My phone beeps to tell me I have a voicemail—Parker asking me to call him back. I pull over and turn off the car before dialing the station.
“Parker.” His voice is low and raspy, like he hasn’t slept.
“Hey. It’s Alex Kelley. I just got your message.”
“Oh, Alex. Hi.” His tone softens. “Look, I’m sure this is the last thing you want to hear right now, but I have to ask you to come back to the station.”
He’s right. It is the last thing I want to hear. “Now?” I hate the whine in my voice.
“Tomorrow is fine,” he says. “We’ve got a detective from state coming in.”
“Oh,” I say. “Does that mean— Do you know the cause of death? Sorry, I’m probably not supposed to ask that, but it’s, well, I got the sense you didn’t believe me. About what I heard—the sounds in the woods.”
I shove the heel of my palm into my eye socket, trying to dull the headache gathering there. I’m babbling. The conversation with Rooney’s thrown me off.
“Alex, we take all witness statements seriously,” he says. “And we treat every death as suspicious if there’s any reason to believe it might be.”
I hear the reprimand in his tone, but isn’t that exactly what he’d done? Dismissed me? Or maybe I’m being too sensitive.
“Alex, are you still there? You’re breaking up.”
“Sorry.” I raise my voice, as if that will help. “I’m out of town. Interviewing someone. For the book. Fred Rooney.”

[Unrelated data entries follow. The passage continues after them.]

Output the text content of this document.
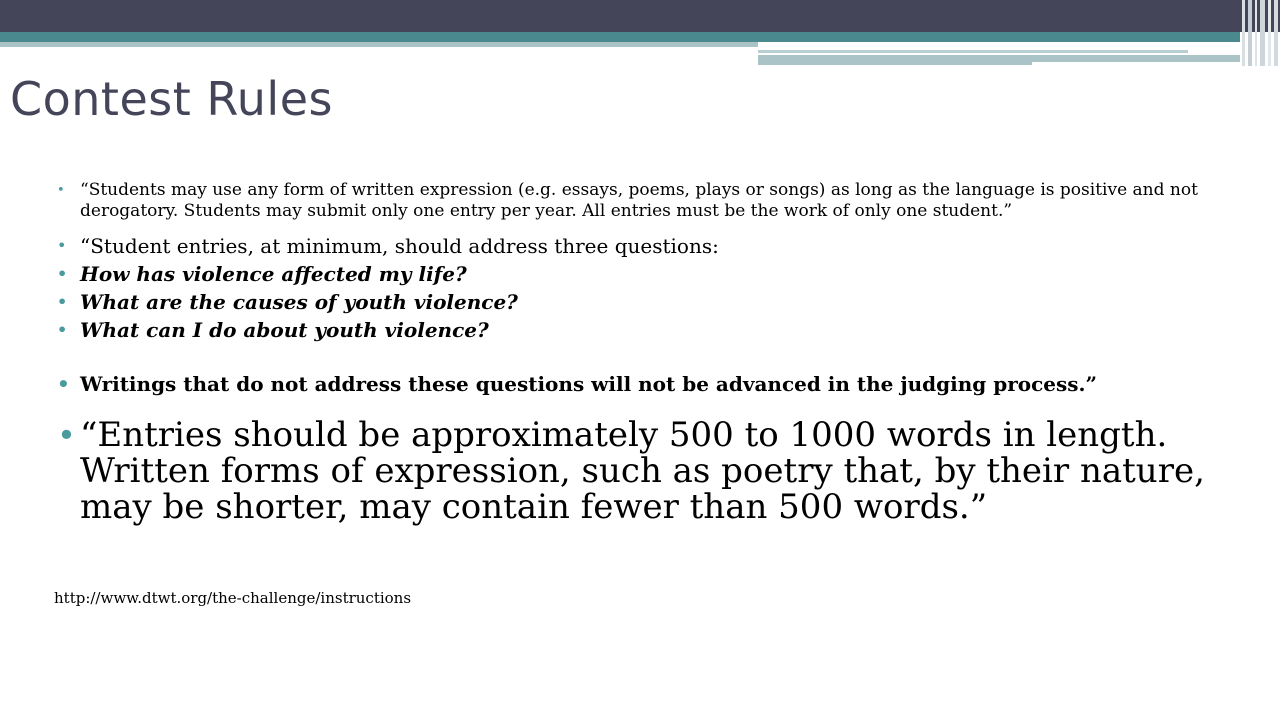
Contest Rules
• “Students may use any form of written expression (e.g. essays, poems, plays or songs) as long as the language is positive and not derogatory. Students may submit only one entry per year. All entries must be the work of only one student.”
• “Student entries, at minimum, should address three questions:
• How has violence affected my life?
• What are the causes of youth violence?
• What can I do about youth violence?
• Writings that do not address these questions will not be advanced in the judging process.”
• “Entries should be approximately 500 to 1000 words in length. Written forms of expression, such as poetry that, by their nature, may be shorter, may contain fewer than 500 words.”

http://www.dtwt.org/the-challenge/instructions
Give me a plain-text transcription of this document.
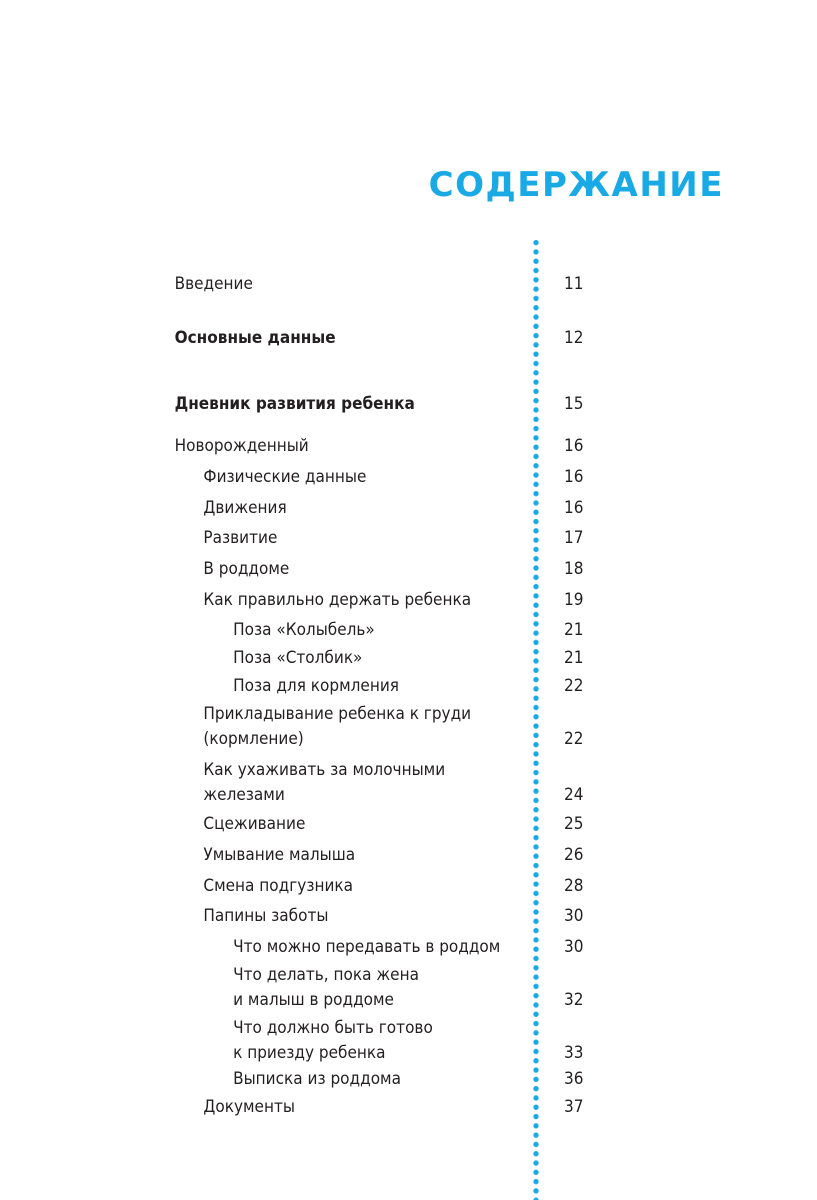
СОДЕРЖАНИЕ
Введение	11
Основные данные	12
Дневник развития ребенка	15
Новорожденный	16
Физические данные	16
Движения	16
Развитие	17
В роддоме	18
Как правильно держать ребенка	19
Поза «Колыбель»	21
Поза «Столбик»	21
Поза для кормления	22
Прикладывание ребенка к груди
(кормление)	22
Как ухаживать за молочными
железами	24
Сцеживание	25
Умывание малыша	26
Смена подгузника	28
Папины заботы	30
Что можно передавать в роддом	30
Что делать, пока жена
и малыш в роддоме	32
Что должно быть готово
к приезду ребенка	33
Выписка из роддома	36
Документы	37
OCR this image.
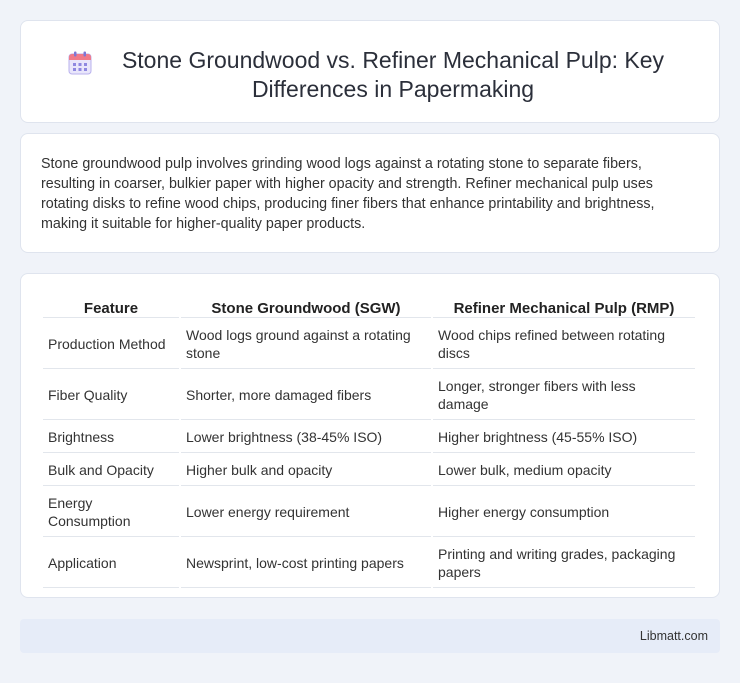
Stone Groundwood vs. Refiner Mechanical Pulp: Key Differences in Papermaking

Stone groundwood pulp involves grinding wood logs against a rotating stone to separate fibers, resulting in coarser, bulkier paper with higher opacity and strength. Refiner mechanical pulp uses rotating disks to refine wood chips, producing finer fibers that enhance printability and brightness, making it suitable for higher-quality paper products.

Feature	Stone Groundwood (SGW)	Refiner Mechanical Pulp (RMP)
Production Method	Wood logs ground against a rotating stone	Wood chips refined between rotating discs
Fiber Quality	Shorter, more damaged fibers	Longer, stronger fibers with less damage
Brightness	Lower brightness (38-45% ISO)	Higher brightness (45-55% ISO)
Bulk and Opacity	Higher bulk and opacity	Lower bulk, medium opacity
Energy Consumption	Lower energy requirement	Higher energy consumption
Application	Newsprint, low-cost printing papers	Printing and writing grades, packaging papers
Libmatt.com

I don’t know why I say it. An olive branch, I guess. I’d gotten off to such a bad start with Parker, but after yesterday—it feels like a bridge worth repairing.
“Fred Rooney?” There’s a hard edge to his voice, the fatigue gone.
“Is that—a problem?”
“I— Look, I’m sorry. It’s just—Alex, that guy is bad news. Stay away from him.”
I bristle. “What do you mean, bad news?”
There’s a huff of breath on the other end of the phone. “I can’t say more right now. But he’s dangerous. Just—don’t talk to him alone, at least—okay? I can come with you next time.”
“Yeah, in my experience bringing a cop along makes interview subjects open right up.” A prickle of irritation runs down my spine—what am I supposed to do with half information and cryptic warnings? He’s worse than Stedsan.
“Alex, listen to me. I can’t discuss an active investigation, okay?” Parker sighs like someone very, very tired.
No one asked you to , I want to say. But then I imagine the sleepless night he’s probably had. “Okay,” I say. “I appreciate the”—I search for the right word—“information. Anyways, what time do you want me there tomorrow?”
“Is nine okay?”
“Sure.”
There’s a long pause filled with muffled thumping—Parker tapping his pen against the desk. “Okay,” he says. “See you tomorrow.”
“See you then.”
But the line is already dead. I drop my phone into the cupholder.
The car splutters as I turn the key. For one horrible second, I imagine hiking back to Rooney’s house in the dark to use his phone, Parker’s warning ringing in my ears. Then the motor catches and rumbles to life. I navigate the car off the shoulder and onto the icy road. Night falls as I drive, the sky a little darker every time I glance in the rearview mirror. There are no streetlights here. No moon. Darkness is following me home.